Amazon is also laying on the entrepreneurial schtick. It refers to its service as a “new offering that helps entrepreneurs build their own companies” and promises to take “an active role in helping interested entrepreneurs” get the ball rolling.
By definition, an entrepreneur is someone who takes on the financial risks of setting up a new business in the hope of profiting down the line, so Amazon is technically correct. The company anticipates that each partner will likely need a starting budget of at least $10,000, and it claims they could earn from $75,000 to $300,000 in profit each year if they build a fleet of 20 to 40 delivery vehicles. The business owners essentially lease the vehicles from Amazon, and they are responsible for hiring their own team of drivers.
“As we evaluated how to support our growth, we went back to our roots to share the opportunity with small and medium-sized businesses,” Clark added. “We are going to empower new, small businesses to form in order to take advantage of the growing opportunity in ecommerce package delivery.”
Additionally, Amazon promises a bunch of other perks, including training, support, and discounts and deals on things like fuel and insurance. This is all really starting to sound a little like an in-house Amazon logistics unit, except each fleet that signs up is an independent entity, which means Amazon doesn’t have to worry about salaries and other employee benefits.
Digging into the details reveals some interesting nuggets. “Amazon Delivery Service Partners,” as Amazon also refers to them, can absolutely make deliveries for other companies — after all, they are not Amazon employees. But the major caveat here is that they can’t use an Amazon van to make those deliveries. So when you launch your own business with Amazon, you are effectively working for Amazon and Amazon only.
That is all fine and dandy, but it arguably does a disservice to the term “entrepreneur.” As a small business owner under Amazon’s auspices, you don’t have to generate new business or drum up sales. You just have to come up with the initial cash to gain access to Amazon’s gargantuan inventory of orders, and you’re onto a winner. Potentially, at least.
In many ways, it’s like opening a franchise — creativity, hard work, and risk-taking is certainly required, but ultimately you’re tethered to other people’s policies. You have some control, sure, but you don’t set your own rules, and there isn’t much scope for personal innovation.

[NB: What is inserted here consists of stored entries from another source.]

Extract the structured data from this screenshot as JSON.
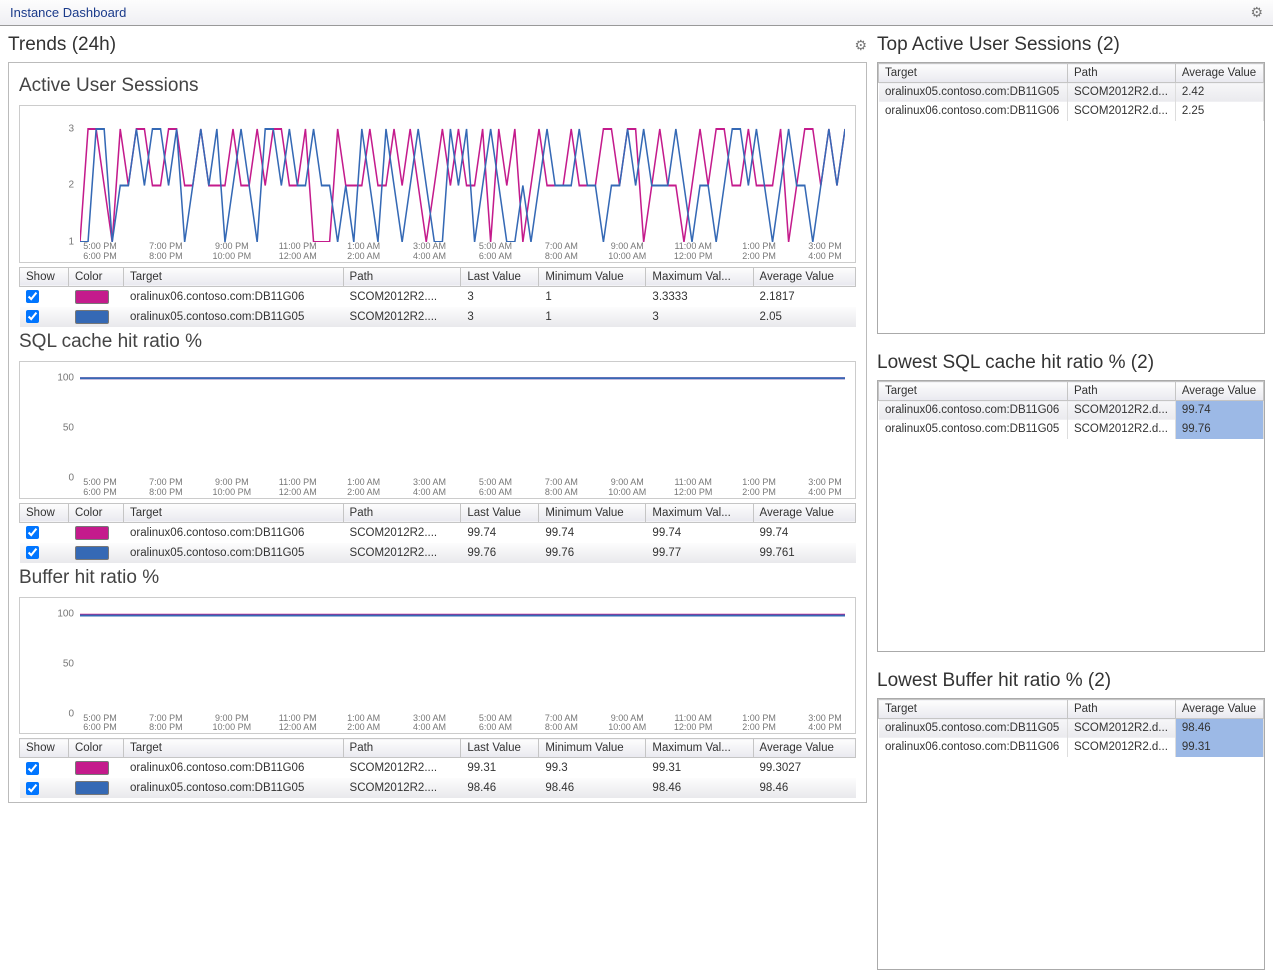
{
  "header": {
    "title": "Instance Dashboard"
  },
  "colors": {
    "seriesA": "#c41b8c",
    "seriesB": "#3569b5"
  },
  "trends": {
    "title": "Trends (24h)",
    "x_ticks_top": [
      "5:00 PM",
      "7:00 PM",
      "9:00 PM",
      "11:00 PM",
      "1:00 AM",
      "3:00 AM",
      "5:00 AM",
      "7:00 AM",
      "9:00 AM",
      "11:00 AM",
      "1:00 PM",
      "3:00 PM"
    ],
    "x_ticks_bot": [
      "6:00 PM",
      "8:00 PM",
      "10:00 PM",
      "12:00 AM",
      "2:00 AM",
      "4:00 AM",
      "6:00 AM",
      "8:00 AM",
      "10:00 AM",
      "12:00 PM",
      "2:00 PM",
      "4:00 PM"
    ],
    "legend_cols": [
      "Show",
      "Color",
      "Target",
      "Path",
      "Last Value",
      "Minimum Value",
      "Maximum Val...",
      "Average Value"
    ]
  },
  "chart_data": [
    {
      "id": "active",
      "type": "line",
      "title": "Active User Sessions",
      "ylim": [
        1,
        3.3
      ],
      "y_ticks": [
        1,
        2,
        3
      ],
      "series": [
        {
          "name": "oralinux06.contoso.com:DB11G06",
          "color_key": "seriesA",
          "values": [
            1,
            3,
            3,
            2,
            1,
            3,
            2,
            3,
            3,
            2,
            2,
            3,
            3,
            2,
            2,
            3,
            2,
            2,
            2,
            3,
            2,
            2,
            3,
            2,
            3,
            3,
            2,
            2,
            3,
            1,
            1,
            1,
            3,
            2,
            2,
            2,
            3,
            2,
            2,
            3,
            2,
            3,
            2,
            1,
            2,
            3,
            2,
            3,
            2,
            2,
            3,
            1,
            3,
            2,
            3,
            1,
            2,
            3,
            2,
            2,
            2,
            3,
            2,
            2,
            2,
            3,
            3,
            2,
            3,
            3,
            1,
            2,
            3,
            2,
            2,
            1,
            2,
            3,
            2,
            3,
            3,
            2,
            2,
            3,
            2,
            2,
            2,
            3,
            1,
            2,
            3,
            3,
            2,
            3,
            2,
            3
          ]
        },
        {
          "name": "oralinux05.contoso.com:DB11G05",
          "color_key": "seriesB",
          "values": [
            1,
            1,
            3,
            3,
            1,
            2,
            2,
            3,
            2,
            3,
            3,
            2,
            3,
            1,
            2,
            3,
            2,
            3,
            1,
            2,
            3,
            2,
            1,
            3,
            3,
            2,
            3,
            2,
            2,
            3,
            2,
            2,
            1,
            2,
            1,
            3,
            2,
            1,
            3,
            2,
            1,
            2,
            3,
            2,
            1,
            1,
            3,
            2,
            3,
            1,
            2,
            3,
            2,
            1,
            1,
            2,
            1,
            2,
            3,
            2,
            2,
            2,
            3,
            2,
            2,
            1,
            2,
            2,
            3,
            2,
            3,
            2,
            2,
            2,
            3,
            2,
            1,
            2,
            2,
            1,
            2,
            3,
            3,
            2,
            3,
            2,
            1,
            2,
            3,
            2,
            2,
            1,
            2,
            3,
            2,
            3
          ]
        }
      ],
      "legend_rows": [
        {
          "target": "oralinux06.contoso.com:DB11G06",
          "path": "SCOM2012R2....",
          "last": "3",
          "min": "1",
          "max": "3.3333",
          "avg": "2.1817",
          "color_key": "seriesA"
        },
        {
          "target": "oralinux05.contoso.com:DB11G05",
          "path": "SCOM2012R2....",
          "last": "3",
          "min": "1",
          "max": "3",
          "avg": "2.05",
          "color_key": "seriesB"
        }
      ]
    },
    {
      "id": "sql",
      "type": "line",
      "title": "SQL cache hit ratio %",
      "ylim": [
        0,
        110
      ],
      "y_ticks": [
        0,
        50,
        100
      ],
      "flat_value": 100,
      "series": [
        {
          "name": "oralinux06.contoso.com:DB11G06",
          "color_key": "seriesA",
          "flat": 99.74
        },
        {
          "name": "oralinux05.contoso.com:DB11G05",
          "color_key": "seriesB",
          "flat": 99.76
        }
      ],
      "legend_rows": [
        {
          "target": "oralinux06.contoso.com:DB11G06",
          "path": "SCOM2012R2....",
          "last": "99.74",
          "min": "99.74",
          "max": "99.74",
          "avg": "99.74",
          "color_key": "seriesA"
        },
        {
          "target": "oralinux05.contoso.com:DB11G05",
          "path": "SCOM2012R2....",
          "last": "99.76",
          "min": "99.76",
          "max": "99.77",
          "avg": "99.761",
          "color_key": "seriesB"
        }
      ]
    },
    {
      "id": "buffer",
      "type": "line",
      "title": "Buffer hit ratio %",
      "ylim": [
        0,
        110
      ],
      "y_ticks": [
        0,
        50,
        100
      ],
      "flat_value": 100,
      "series": [
        {
          "name": "oralinux06.contoso.com:DB11G06",
          "color_key": "seriesA",
          "flat": 99.31
        },
        {
          "name": "oralinux05.contoso.com:DB11G05",
          "color_key": "seriesB",
          "flat": 98.46
        }
      ],
      "legend_rows": [
        {
          "target": "oralinux06.contoso.com:DB11G06",
          "path": "SCOM2012R2....",
          "last": "99.31",
          "min": "99.3",
          "max": "99.31",
          "avg": "99.3027",
          "color_key": "seriesA"
        },
        {
          "target": "oralinux05.contoso.com:DB11G05",
          "path": "SCOM2012R2....",
          "last": "98.46",
          "min": "98.46",
          "max": "98.46",
          "avg": "98.46",
          "color_key": "seriesB"
        }
      ]
    }
  ],
  "right_panels": [
    {
      "title": "Top Active User Sessions (2)",
      "cols": [
        "Target",
        "Path",
        "Average Value"
      ],
      "rows": [
        {
          "t": "oralinux05.contoso.com:DB11G05",
          "p": "SCOM2012R2.d...",
          "v": "2.42",
          "sel": true,
          "hl": false
        },
        {
          "t": "oralinux06.contoso.com:DB11G06",
          "p": "SCOM2012R2.d...",
          "v": "2.25",
          "sel": false,
          "hl": false
        }
      ]
    },
    {
      "title": "Lowest SQL cache hit ratio % (2)",
      "cols": [
        "Target",
        "Path",
        "Average Value"
      ],
      "rows": [
        {
          "t": "oralinux06.contoso.com:DB11G06",
          "p": "SCOM2012R2.d...",
          "v": "99.74",
          "sel": true,
          "hl": true
        },
        {
          "t": "oralinux05.contoso.com:DB11G05",
          "p": "SCOM2012R2.d...",
          "v": "99.76",
          "sel": false,
          "hl": true
        }
      ]
    },
    {
      "title": "Lowest Buffer hit ratio % (2)",
      "cols": [
        "Target",
        "Path",
        "Average Value"
      ],
      "rows": [
        {
          "t": "oralinux05.contoso.com:DB11G05",
          "p": "SCOM2012R2.d...",
          "v": "98.46",
          "sel": true,
          "hl": true
        },
        {
          "t": "oralinux06.contoso.com:DB11G06",
          "p": "SCOM2012R2.d...",
          "v": "99.31",
          "sel": false,
          "hl": true
        }
      ]
    }
  ]
}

The thing is, Amazon already does enable entrepreneurs to set up shop and start their own businesses. Anyone can sell through the Amazon marketplace, and though Amazon carefully controls proceedings, merchants are able to leverage the platform’s vast global reach without making any significant investment in Amazon itself, beyond paying its platform fees. And these sellers aren’t restricted to Amazon — they can invest in a small warehouse or workshop and sell goods to anyone they want through any platform.
Though this technically applies to Amazon’s new logistics program — someone can buy a secondary non-Amazon van to make deliveries for other companies — it’s not likely to be a typical scenario. Running an Amazon delivery franchise will be a full-time gig in itself.